I tried to watch the movie, “The Magdalene Sisters” but had to stop, not because the movie was bad but because the movie made me so angry. If you’re unfamiliar with these spots from hell, they were convents run by the Catholic Church in several countries, and devoted to the ‘penance’ of wayward women. In them, women would toil over laundry 6 days a week, usually from 5 in the morning until they went to bed at 7 at night. If this sounds like something that must have happened a hundred years or so ago, think again: the last laundry closed its doors in 1996.
The worst of these were in Ireland, but there were Magdalene convents in Australia, North America, Scotland, and England. Women were put in these, many times without their consent, because they had a baby out of wedlock, or their families felt that the girls had ’sinned’ by having sex (or they thought the girls had sex). In some cases, the were intered if the girls were Catholic orphans and the Sisters thought them too pretty and therefore wanted to save them from themselves.
At the Laundries, they were forced to strip naked once a week as the Sisters taunted their bodies: that they were fat or their breasts too big–humiliating the girls. There hair was kept short and they were dressed in coarse shapeless dresses, their breasts bound tightly so that they seem flat chested. Some were sexually abused, both by Sisters and by the Priests. Many were beaten or otherwise tortured, and in Ireland, not allowed to leave on their own, even when they reached adult age.

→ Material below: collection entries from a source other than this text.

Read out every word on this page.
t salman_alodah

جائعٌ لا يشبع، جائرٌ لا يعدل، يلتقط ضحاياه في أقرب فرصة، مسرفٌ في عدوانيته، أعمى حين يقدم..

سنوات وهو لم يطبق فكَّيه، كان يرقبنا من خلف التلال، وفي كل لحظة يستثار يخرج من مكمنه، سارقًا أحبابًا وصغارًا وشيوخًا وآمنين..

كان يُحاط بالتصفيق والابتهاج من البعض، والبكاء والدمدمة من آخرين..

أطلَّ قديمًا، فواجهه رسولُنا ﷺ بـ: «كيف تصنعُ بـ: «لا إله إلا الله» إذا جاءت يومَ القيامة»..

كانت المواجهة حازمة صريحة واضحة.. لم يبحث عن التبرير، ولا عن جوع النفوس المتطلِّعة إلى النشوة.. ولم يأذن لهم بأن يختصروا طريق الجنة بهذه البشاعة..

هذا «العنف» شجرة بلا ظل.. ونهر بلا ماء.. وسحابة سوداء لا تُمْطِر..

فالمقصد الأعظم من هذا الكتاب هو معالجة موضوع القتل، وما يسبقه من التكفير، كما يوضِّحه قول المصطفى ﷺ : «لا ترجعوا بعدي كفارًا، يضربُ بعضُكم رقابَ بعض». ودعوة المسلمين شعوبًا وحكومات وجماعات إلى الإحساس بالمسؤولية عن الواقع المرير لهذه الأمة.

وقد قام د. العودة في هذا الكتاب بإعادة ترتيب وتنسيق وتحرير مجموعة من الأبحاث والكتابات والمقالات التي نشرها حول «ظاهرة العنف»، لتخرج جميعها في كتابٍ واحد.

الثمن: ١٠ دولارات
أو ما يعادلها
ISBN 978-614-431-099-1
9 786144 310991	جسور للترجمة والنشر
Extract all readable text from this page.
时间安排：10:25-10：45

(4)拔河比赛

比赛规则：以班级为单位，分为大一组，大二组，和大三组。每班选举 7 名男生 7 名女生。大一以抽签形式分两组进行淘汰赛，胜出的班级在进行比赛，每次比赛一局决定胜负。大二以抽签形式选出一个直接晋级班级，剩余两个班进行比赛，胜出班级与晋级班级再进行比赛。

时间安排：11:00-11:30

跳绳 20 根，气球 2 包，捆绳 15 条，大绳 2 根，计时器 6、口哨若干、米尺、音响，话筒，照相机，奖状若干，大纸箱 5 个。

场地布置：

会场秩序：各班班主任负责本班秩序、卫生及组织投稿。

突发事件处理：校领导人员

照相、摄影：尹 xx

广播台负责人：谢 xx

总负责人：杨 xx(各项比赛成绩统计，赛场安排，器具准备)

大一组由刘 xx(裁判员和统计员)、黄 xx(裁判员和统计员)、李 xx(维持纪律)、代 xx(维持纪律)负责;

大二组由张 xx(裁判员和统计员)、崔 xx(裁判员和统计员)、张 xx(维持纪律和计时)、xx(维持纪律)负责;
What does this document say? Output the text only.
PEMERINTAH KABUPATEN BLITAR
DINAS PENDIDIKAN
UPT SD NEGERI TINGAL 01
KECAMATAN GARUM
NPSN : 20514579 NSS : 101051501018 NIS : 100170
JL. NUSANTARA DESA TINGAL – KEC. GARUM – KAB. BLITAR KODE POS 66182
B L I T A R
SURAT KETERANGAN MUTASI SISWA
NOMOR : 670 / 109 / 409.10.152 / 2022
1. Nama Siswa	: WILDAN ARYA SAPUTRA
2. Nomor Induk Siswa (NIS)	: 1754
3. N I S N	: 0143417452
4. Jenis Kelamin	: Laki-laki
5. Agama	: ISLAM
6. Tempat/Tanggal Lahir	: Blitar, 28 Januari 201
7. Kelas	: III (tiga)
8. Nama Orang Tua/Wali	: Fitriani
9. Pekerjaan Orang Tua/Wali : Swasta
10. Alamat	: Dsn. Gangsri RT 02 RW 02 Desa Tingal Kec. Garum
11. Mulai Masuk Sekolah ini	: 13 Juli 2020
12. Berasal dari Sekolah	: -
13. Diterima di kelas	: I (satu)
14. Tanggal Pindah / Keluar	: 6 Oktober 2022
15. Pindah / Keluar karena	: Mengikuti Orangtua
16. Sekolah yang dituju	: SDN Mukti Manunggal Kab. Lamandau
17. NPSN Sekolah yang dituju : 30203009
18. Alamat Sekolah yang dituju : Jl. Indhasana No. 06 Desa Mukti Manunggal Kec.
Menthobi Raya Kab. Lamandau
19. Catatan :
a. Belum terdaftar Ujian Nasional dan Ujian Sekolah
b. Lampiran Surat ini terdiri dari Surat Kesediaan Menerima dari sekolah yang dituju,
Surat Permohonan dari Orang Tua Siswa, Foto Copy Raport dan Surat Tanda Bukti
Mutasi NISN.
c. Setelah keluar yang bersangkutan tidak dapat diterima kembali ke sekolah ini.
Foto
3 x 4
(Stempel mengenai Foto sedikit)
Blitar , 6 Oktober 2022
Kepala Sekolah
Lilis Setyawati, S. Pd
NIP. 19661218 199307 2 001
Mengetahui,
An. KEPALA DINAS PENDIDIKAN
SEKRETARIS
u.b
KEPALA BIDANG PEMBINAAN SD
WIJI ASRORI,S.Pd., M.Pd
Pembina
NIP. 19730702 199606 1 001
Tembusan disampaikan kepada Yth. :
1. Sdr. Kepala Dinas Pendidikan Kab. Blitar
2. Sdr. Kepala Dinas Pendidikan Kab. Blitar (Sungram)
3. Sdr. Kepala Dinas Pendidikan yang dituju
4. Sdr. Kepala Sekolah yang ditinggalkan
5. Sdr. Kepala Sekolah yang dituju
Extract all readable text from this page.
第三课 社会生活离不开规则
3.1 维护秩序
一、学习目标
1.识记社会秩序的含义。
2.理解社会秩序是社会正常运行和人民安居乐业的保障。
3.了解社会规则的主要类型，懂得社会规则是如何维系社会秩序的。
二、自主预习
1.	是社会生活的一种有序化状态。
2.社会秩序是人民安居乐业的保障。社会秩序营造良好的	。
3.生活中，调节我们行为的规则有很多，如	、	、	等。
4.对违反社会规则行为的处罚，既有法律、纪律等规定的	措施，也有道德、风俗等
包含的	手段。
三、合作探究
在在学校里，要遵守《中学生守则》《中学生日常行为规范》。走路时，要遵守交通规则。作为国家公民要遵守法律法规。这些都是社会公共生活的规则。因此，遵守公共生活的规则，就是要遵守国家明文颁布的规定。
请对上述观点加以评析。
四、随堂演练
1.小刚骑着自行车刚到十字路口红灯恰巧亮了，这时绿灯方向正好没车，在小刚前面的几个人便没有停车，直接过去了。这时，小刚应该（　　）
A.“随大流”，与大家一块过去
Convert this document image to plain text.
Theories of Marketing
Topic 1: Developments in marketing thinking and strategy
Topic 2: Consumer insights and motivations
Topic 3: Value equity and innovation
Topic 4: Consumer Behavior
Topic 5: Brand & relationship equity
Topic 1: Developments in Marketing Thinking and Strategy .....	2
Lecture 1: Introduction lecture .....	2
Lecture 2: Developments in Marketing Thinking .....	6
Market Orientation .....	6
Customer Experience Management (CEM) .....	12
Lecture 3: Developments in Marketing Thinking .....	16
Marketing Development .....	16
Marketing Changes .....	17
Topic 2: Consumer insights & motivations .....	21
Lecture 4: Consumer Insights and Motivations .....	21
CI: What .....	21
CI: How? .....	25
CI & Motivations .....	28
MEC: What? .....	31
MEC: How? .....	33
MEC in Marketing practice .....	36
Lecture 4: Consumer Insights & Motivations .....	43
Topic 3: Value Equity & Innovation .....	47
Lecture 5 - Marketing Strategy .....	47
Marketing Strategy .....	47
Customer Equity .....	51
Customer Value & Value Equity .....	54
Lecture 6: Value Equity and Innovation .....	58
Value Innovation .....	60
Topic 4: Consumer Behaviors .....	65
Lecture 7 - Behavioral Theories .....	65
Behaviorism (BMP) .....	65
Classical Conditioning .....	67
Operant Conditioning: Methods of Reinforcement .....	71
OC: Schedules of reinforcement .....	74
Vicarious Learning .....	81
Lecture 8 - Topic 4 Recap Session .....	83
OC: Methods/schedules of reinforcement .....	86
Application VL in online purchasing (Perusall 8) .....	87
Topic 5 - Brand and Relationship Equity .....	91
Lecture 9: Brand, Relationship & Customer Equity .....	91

It wasn’t until one of the Laundries was sold in the 1990’s and 133 bodies of women were found in unmarked graves that the story of the horror of these Convents started to be told.
A few years back I read about one woman put into the Convent for wayward behavior in the late 1960’s, and was stunned to realize that was only a few years earlier than my own ‘wayward’ behavior here in the States. I would say, “Thank God, I wasn’t born in Ireland”, except as one of the former inmates said, what kind of God exists that would allow such cruelty to innocent young girls?
The history of the Magdalenes started getting international attention when a reporter with the RTE (Irish Television), Mary Raftery, did a story on the institutions. In this country, we learned about it when 60 Minutes ran a story on it the same year. Yeah, the same ‘bad boy’ 60 Minutes of the infamous CBS documents. I guess it takes one set of ‘bad’ people to expose the truth about another set of ‘bad’ people.
The Catholic Church, of course, denounced the work as lies and fabrications, a stance it would hold through subsequent documentaries and movie release.